I’m using the loo package to compare linear regression models, when the outcome variable has measurement errors. My problem is that I’m not sure of the expression of likelihood required by loo.

Given a model like this:
y_i \sim \mathrm{normal}(u_i, s_i)
u_i \sim \mathrm{normal}(\beta_0 + \beta_1 x_i, \sigma)

The values y_i, s_i and x_i are observed. s_i is the standard deviation of the measurement error of each point. The value u_i is not observed.

loo requires the value of the likelihood of each point. In this case I’m not sure if I have to use the joint likelihood of y_i, u_i (a bivariate normal) like this:

generated quantities {
   vector[N] log_like;
   for (i in 1:N) {
      log_like[i] = normal_lpdf(y[i] | u[i], sy[i]) + 
                    normal_lpdf(u[i] | beta0 + beta1*x[i], sigma);
   }
}

or the marginal likelihood of y_i alone (a univariate normal) like this:

generated quantities {
   vector[N] log_like;
   for (i in 1:N) {
      log_like[i] = normal_lpdf(y[i] | beta0 + beta1*x[i], sqrt(sigma**2 + sy[i]**2));
  }
}

I have read the papers, but I’m not a statistician so I’m not sure which likelihood (if any) is correct in this case.
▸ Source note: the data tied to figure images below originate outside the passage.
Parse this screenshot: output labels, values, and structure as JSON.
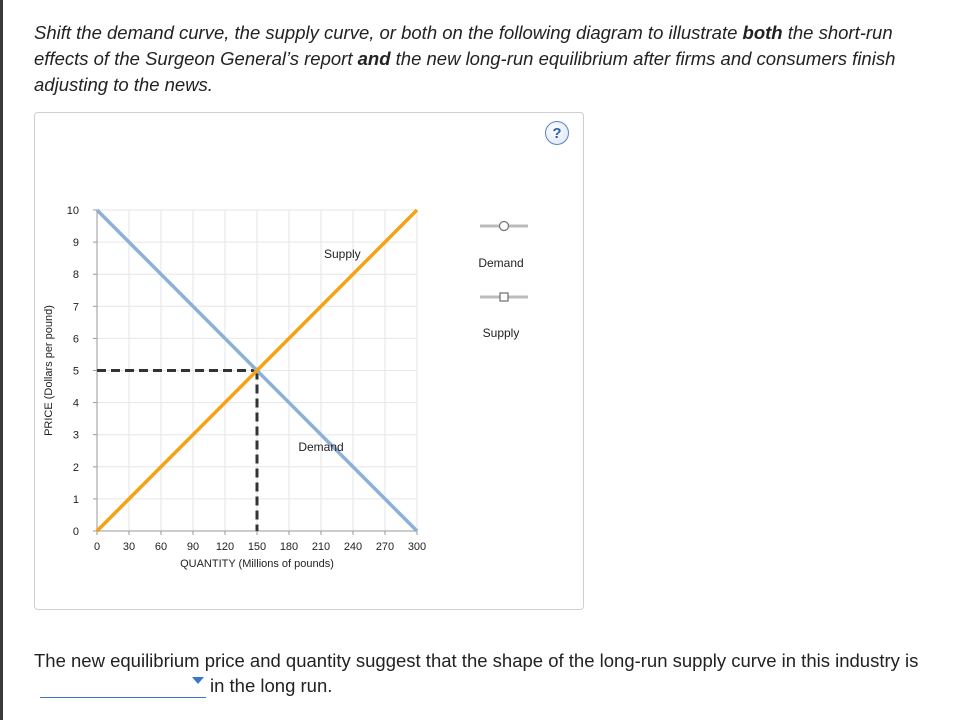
{
  "instructions": {
    "part1": "Shift the demand curve, the supply curve, or both on the following diagram to illustrate ",
    "bold1": "both",
    "part2": " the short-run effects of the Surgeon General’s report ",
    "bold2": "and",
    "part3": " the new long-run equilibrium after firms and consumers finish adjusting to the news."
  },
  "help_label": "?",
  "legend": {
    "demand_label": "Demand",
    "supply_label": "Supply"
  },
  "question": {
    "before": "The new equilibrium price and quantity suggest that the shape of the long-run supply curve in this industry is",
    "selected": "",
    "after": "in the long run."
  },
  "colors": {
    "demand": "#8db0d8",
    "supply": "#f5a214",
    "dashed": "#333333",
    "grid": "#e6e6e6"
  },
  "chart_data": {
    "type": "line",
    "xlabel": "QUANTITY (Millions of pounds)",
    "ylabel": "PRICE (Dollars per pound)",
    "xlim": [
      0,
      300
    ],
    "ylim": [
      0,
      10
    ],
    "xticks": [
      0,
      30,
      60,
      90,
      120,
      150,
      180,
      210,
      240,
      270,
      300
    ],
    "yticks": [
      0,
      1,
      2,
      3,
      4,
      5,
      6,
      7,
      8,
      9,
      10
    ],
    "grid": true,
    "series": [
      {
        "name": "Demand",
        "label": "Demand",
        "label_at": {
          "x": 210,
          "y": 2.5
        },
        "points": [
          [
            0,
            10
          ],
          [
            300,
            0
          ]
        ]
      },
      {
        "name": "Supply",
        "label": "Supply",
        "label_at": {
          "x": 230,
          "y": 8.5
        },
        "points": [
          [
            0,
            0
          ],
          [
            300,
            10
          ]
        ]
      }
    ],
    "equilibrium": {
      "x": 150,
      "y": 5
    }
  }
}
You need to consider only the log density for y_i. You will get more stable computation if you integrate out u_i as you have done in your second code!

2 Likes

Hi Aki,

I’m having a similar issue using loo on a brms object in R, as per this topic here.
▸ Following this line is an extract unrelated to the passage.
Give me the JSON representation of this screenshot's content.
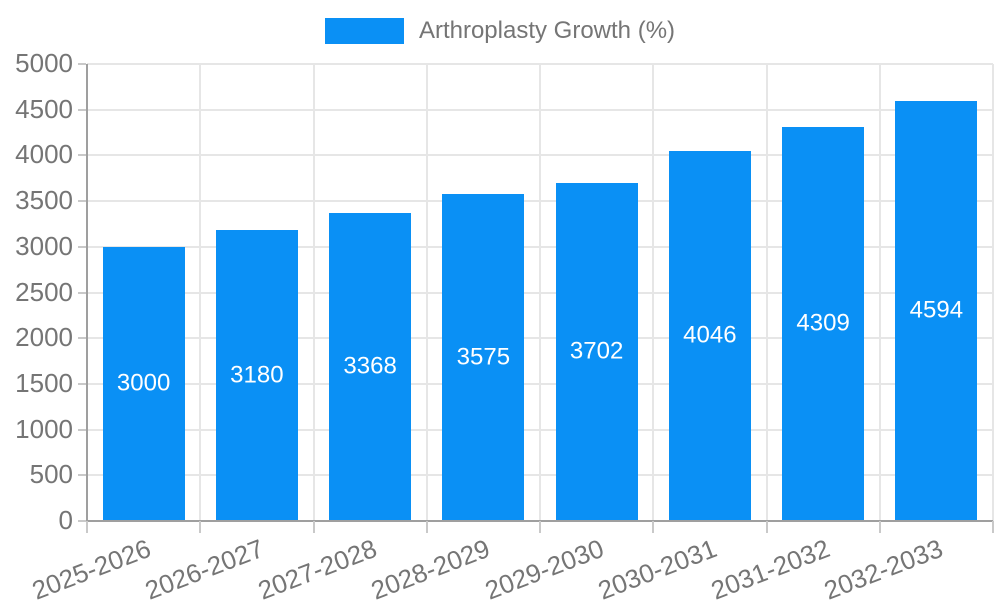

Can I apply the loo library in R directly to brms objects for these kinds of measurement error models, as I am trying to do? Or do I need to write some code like that above?

Thanks in advance for your help,
Stuart.

If I read your post correctly there is no additional question here, and we should continue the discussion in the topic you mention above.